Yolanda Alaniz is a Trotskyist feminist Chicana from a farmworker family. A Seattle city employee and leader in the Freedom Socialist Party and Radical Women, she is also co-author of The Chicano Struggle: A Racial or National Movement? She calls her visit to Cuba (and, on the way, Mexico) a lifelong dream come true.
“I think what is admirable is that we have not bent like other countries … We are willing to resist as long as the blockade is there.”
Fidel Castro made these comments to the 250 members of the third U.S.-Cuba Friendshipment Committee caravan on our last night in Havana, March 18. Representing 20 nations, we had been organized by Pastors for Peace to break the immoral and inhuman U.S. embargo by delivering 150 tons of humanitarian aid.
Castro was saying the same thing we had heard from many others during our week-long stay. Cubanos refuse to be starved into submission to the “free-market” economy.
In the beautiful heartland of the revolution, Santiago de Cuba, I spoke with Rosario Fabre Navarrete, the president of the local Federation of Cuban Women, who told me that the people are determined not to let the embargo kill the enormous gains of the new society.
I witnessed these achievements firsthand. The revolution liberated workers, women, poor peasants, and Blacks. Cubanos have full employment and free healthcare and education; I was captivated by the children and how they are cared for and taught. Great strides have been made in eradicating racism and sexism.
These accomplishments are the fruits of a workers state – a society where the means of production have been collectivized to benefit the working class – and now they are all in jeopardy.
Blockade causes devastation. In Cuba, the cruel and unusual punishments of the blockade are all around you.
The beautiful Spanish-style buildings are deteriorating, people are very thin, most construction projects are abandoned, and hospital shelves are empty of medicines. It is common to see a tractor or horses pulling a truckload of people.
Crime and prostitution are rising as the quest for dollars, which buy basic necessities on the black market, intensifies. Women are being retrained for service jobs that bring in U.S. currency from tourism.
Mothers worry about the quality of their children’s lives.
In the midst of our hectic schedule, I managed to spend one afternoon on the beach with a woman journalist from Havana. We shared stories about our lives as women and mothers. I asked her what happens when she runs out of staples like cooking oil – how does she feed the children? As she tried to answer, she began to cry, and I changed the subject.
Crisis rooted in isolation and incomplete democracy. The problems go deeper than the blockade. Cuba’s social transformation was meant to spread like beautiful red wildflowers, to be surrounded by other revolutionary countries who could nurture and protect it. Cuba can no more institute “socialism in one country” than the Soviet Union could.

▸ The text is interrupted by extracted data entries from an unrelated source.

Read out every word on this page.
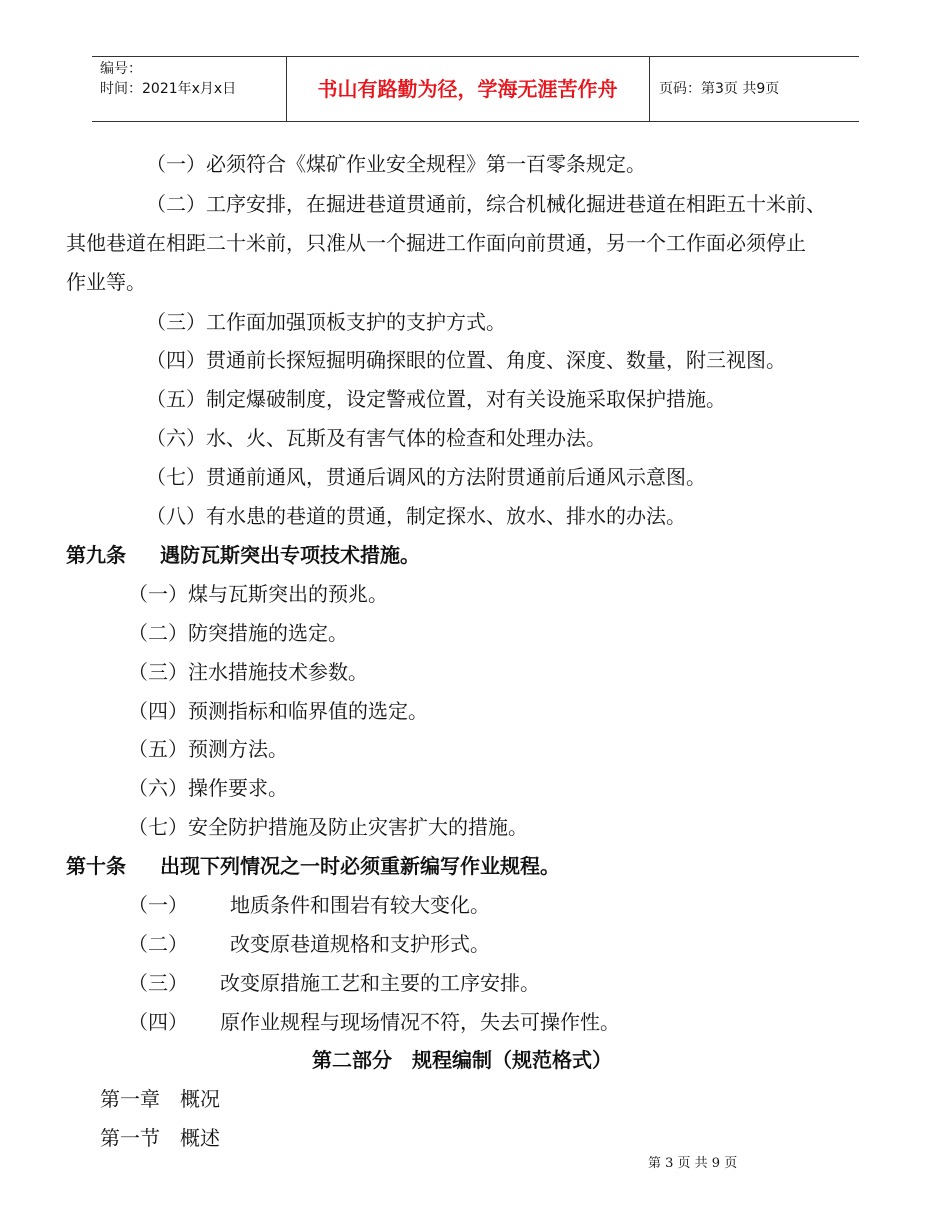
编号：
时间：2021年x月x日	书山有路勤为径，学海无涯苦作舟	页码：第3页 共9页
（一）必须符合《煤矿作业安全规程》第一百零条规定。
（二）工序安排，在掘进巷道贯通前，综合机械化掘进巷道在相距五十米前、
其他巷道在相距二十米前，只准从一个掘进工作面向前贯通，另一个工作面必须停止
作业等。
（三）工作面加强顶板支护的支护方式。
（四）贯通前长探短掘明确探眼的位置、角度、深度、数量，附三视图。
（五）制定爆破制度，设定警戒位置，对有关设施采取保护措施。
（六）水、火、瓦斯及有害气体的检查和处理办法。
（七）贯通前通风，贯通后调风的方法附贯通前后通风示意图。
（八）有水患的巷道的贯通，制定探水、放水、排水的办法。
第九条 遇防瓦斯突出专项技术措施。
（一）煤与瓦斯突出的预兆。
（二）防突措施的选定。
（三）注水措施技术参数。
（四）预测指标和临界值的选定。
（五）预测方法。
（六）操作要求。
（七）安全防护措施及防止灾害扩大的措施。
第十条 出现下列情况之一时必须重新编写作业规程。
（一） 地质条件和围岩有较大变化。
（二） 改变原巷道规格和支护形式。
（三） 改变原措施工艺和主要的工序安排。
（四） 原作业规程与现场情况不符，失去可操作性。
第二部分　规程编制（规范格式）
第一章　概况
第一节　概述
第 3 页 共 9 页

When all is said and done, its survival depends on workingclass revolt in the U.S., center of world counterrevolution.
Cuba is also held back by the failure of the revolution to flower fully on its own soil. One-party paternalism, however well-meant, is no substitute for real proletarian democracy, in which workers’ councils, or soviets, directly control government and the production and distribution of goods.
Some groups suffer more than others for this lack. I interviewed a gay man, frustrated but loyal to the revolution, who told me about ongoing discrimination against sexual minorities and the Communist Party’s refusal even to allow him simply to form a gay organization.
However, since that rejection, gay and AIDS education groups have sprung up in Havana. In the realm of gay rights, as in many others like the demand for grassroots discussion of economic policy, people are pushing for change from the bottom up. But open debate will mean nothing if differing pro-worker programs can’t be represented via different workingclass parties.
Officials feel threatened by the prospect of a multi-party system and real workers’ control, but these innovations are essential to defeating the Yankee assault.
Friendshipments to the fore. In the area of international support, the Freindshipments are taking the lead.
The trip I was part of was a thrilling success, beginning with the militancy of the caravanistas’ stand against the U.S. government as they prepared to cross the border from Canada. The group as a whole was ready to use civil disobedience if need be. (An exception: nervous members of the Communist League, Canada’s parallel to the U.S. Socialist Workers’ Party. The Cl and SWP several times undermined the united front by trying at critical moments to overturn decisions made by the majority and by the leadership, Pastors for Peace.)
The caravan took 13 routes, stopping in over 130 cities to educate about the blockade and driving to Tampico, Mexico, to load the supplies onto a Cuban freighter.
The positive response we met shows how strongly people are still inspired by Cuba’s example. To make this tremendous global reservoir of goodwill a powerful tool, Castro needs to organize it.
Now is the time for the Cuban leadership to call for a new regroupment of communists and socialists around the world to defend and expand the Cuban revolution. That is the way to turn crisis into opportunity—to turn the grave that the U.S. is attempting to dig for Cuba into the spadework for a glorious new garden where international solidarity and human potential can blossom.